Sterling silver; onyx
$355 + shipping, handling, and insurance
There are two aspects of this pin that are notable to me now. The first is that it is wrought in Wings’s new style, an updating of a decades-long series in an understated but beautiful way. The pins themselves are all saw-cut freehand, from the stair-stepped roofs to the old doorways, domed by hand, and stamped freehand to delineate the windows and vigas and rooflines, set with a single gemstone cabochon and featuring a traditional ladder propped against the wall. Originally, he stamped the ladders, too; a year or so ago, he decided to add a new dimension and depth to their shaped surface but creating each ladder individually, out of impossibly thin lengths of sterling silver “wire,” soldering the poles and rungs together, and the soldering the whole to the front of the pin as an overlay. It proved very popular; the first group sold almost immediately.
This one remains.
And the spirit of this one, named as it is and set with a stone as dark and deep as the winter night sky, is relevant to today’s events and ruminations. The ladders serve multiple purposes: Once, ingress and egress were through an opening in the ceiling; there was no front door. It was a safety measure, and an effective one, too. Now, though, it’s become easier for most folks to enter through a door in the wall, and the homes have been [to preserve the ancient structures, very minimally] modified to enable that. But this is an alpine climate, and one that, historically, at least, has an active monsoon season in summer.

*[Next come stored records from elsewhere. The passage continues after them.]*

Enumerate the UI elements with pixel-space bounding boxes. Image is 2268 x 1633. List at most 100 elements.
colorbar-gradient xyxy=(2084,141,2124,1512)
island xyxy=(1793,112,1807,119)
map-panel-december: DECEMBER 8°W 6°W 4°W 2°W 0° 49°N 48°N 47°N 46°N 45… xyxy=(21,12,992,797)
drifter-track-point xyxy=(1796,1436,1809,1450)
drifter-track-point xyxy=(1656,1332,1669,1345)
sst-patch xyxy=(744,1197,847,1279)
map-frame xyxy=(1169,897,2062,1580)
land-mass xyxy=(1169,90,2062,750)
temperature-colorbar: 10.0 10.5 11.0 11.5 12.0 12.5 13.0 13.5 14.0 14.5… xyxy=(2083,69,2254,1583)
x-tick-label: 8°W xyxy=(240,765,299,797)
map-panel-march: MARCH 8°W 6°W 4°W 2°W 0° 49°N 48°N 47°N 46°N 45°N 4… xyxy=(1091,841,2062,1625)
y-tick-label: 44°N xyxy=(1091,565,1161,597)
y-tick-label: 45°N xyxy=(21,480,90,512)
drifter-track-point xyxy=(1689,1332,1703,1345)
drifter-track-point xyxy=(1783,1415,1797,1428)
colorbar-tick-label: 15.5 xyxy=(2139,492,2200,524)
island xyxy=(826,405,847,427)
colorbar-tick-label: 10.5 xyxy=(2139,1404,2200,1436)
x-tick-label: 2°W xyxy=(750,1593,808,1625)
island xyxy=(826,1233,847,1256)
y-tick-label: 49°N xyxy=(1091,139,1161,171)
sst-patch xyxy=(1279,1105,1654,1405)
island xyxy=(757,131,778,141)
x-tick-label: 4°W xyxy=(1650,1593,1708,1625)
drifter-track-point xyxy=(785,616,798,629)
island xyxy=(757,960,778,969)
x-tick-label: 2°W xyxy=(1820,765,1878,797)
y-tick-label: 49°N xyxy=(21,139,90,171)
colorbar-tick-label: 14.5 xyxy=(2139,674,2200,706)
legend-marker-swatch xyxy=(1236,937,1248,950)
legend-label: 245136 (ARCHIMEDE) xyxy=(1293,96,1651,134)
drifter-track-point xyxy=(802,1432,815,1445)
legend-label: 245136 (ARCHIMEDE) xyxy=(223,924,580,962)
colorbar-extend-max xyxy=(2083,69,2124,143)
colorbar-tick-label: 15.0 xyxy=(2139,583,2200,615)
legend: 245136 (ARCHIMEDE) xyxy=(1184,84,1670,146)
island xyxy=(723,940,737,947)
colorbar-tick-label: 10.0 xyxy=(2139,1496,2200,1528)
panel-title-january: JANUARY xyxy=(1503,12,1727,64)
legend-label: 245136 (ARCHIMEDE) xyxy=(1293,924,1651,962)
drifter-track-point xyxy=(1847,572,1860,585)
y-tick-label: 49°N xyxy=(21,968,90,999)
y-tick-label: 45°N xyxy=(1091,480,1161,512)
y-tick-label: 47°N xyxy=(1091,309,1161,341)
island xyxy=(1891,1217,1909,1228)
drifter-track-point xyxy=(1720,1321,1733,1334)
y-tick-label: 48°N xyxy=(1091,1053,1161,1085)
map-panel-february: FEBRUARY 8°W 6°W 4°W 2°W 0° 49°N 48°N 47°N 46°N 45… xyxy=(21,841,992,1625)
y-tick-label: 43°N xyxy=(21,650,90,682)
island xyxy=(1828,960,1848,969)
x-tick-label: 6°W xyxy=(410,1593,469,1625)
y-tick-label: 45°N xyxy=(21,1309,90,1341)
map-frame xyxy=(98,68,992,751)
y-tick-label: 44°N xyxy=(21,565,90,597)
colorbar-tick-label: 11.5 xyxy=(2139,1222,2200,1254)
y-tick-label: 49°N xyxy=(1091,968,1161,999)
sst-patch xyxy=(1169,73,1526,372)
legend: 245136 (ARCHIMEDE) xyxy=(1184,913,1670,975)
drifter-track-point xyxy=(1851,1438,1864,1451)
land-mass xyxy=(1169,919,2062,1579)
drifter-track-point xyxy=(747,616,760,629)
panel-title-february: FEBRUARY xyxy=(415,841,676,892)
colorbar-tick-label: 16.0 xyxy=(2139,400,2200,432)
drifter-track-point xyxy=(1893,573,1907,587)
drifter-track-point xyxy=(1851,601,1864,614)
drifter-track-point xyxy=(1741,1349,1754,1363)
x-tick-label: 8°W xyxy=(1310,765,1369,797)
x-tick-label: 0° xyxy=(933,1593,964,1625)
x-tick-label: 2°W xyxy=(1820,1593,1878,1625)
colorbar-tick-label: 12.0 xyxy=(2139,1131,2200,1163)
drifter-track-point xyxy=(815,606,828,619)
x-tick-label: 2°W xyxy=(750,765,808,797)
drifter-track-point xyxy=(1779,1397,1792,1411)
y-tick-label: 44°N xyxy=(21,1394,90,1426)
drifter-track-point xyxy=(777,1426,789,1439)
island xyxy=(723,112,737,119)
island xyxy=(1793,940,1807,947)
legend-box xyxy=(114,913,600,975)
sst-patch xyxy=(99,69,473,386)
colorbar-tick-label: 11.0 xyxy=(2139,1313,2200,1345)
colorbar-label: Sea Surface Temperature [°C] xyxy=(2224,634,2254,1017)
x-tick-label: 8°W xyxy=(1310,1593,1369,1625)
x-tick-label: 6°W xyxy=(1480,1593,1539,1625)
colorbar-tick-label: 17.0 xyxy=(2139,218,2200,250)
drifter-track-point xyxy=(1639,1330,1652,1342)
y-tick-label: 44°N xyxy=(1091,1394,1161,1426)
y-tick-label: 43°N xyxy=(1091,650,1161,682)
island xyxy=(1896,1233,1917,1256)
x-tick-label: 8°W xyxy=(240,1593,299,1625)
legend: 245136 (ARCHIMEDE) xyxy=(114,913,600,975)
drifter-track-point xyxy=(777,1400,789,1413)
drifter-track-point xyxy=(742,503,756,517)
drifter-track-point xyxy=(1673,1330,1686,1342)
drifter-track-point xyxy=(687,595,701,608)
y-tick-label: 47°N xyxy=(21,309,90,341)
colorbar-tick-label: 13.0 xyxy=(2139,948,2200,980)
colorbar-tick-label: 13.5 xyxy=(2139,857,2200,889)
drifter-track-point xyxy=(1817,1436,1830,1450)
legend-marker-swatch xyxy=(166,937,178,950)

Part of living in a community is making sure that one’s own circumstances do not adversely effect someone else, and the integrity of these thousand-year-old-plus multi-story homes is ensured in part by steady sweeping of the snow on the roofs and clearing away any pooling water after a heavy rain.
These roofs also offer opportunity for contemplation, for reflection . . . for seeing the world around us from different perspective, one that shows us clearly how much we depend on each other, upon the earth itself, upon the sky spirits for our survival.
Our home is outside the old village, and the roof is slanted for water runoff, but we have built a deck upstairs that comes close to such a perspective. We make regular use of it. From there, we can see the mountains, our view unimpeded by ground-level structures; see the land and trees, and get a feel for priorities when it come to saving them in this drought; see the skies overhead, setting sun and rising moon, first stars and pole star, the Big Dipper (what my own people call the Fisher) and the Bridge of Stars that the outside world knows as the Milky Way. We can see, too, the shooting stars of meteor showers, and if the Northern Lights are beyond our line of sight, we are still granted the occasional aurora accompanying the moonrise, or the halos and pillars of sun dogs on the coldest days of of the year.
These are our bonfires of a winter’s night, and they keep our cosmos firmly in perspective. They keep us humble, too, and remind us that we do nothing alone, no matter the propaganda the colonial world would prefer we all internalize.
We need each other. We need the earth and the sky, the waters and the bonfires, too. We are coming up on a new year, and a chance at new world with it. It’s time to recommit to that work.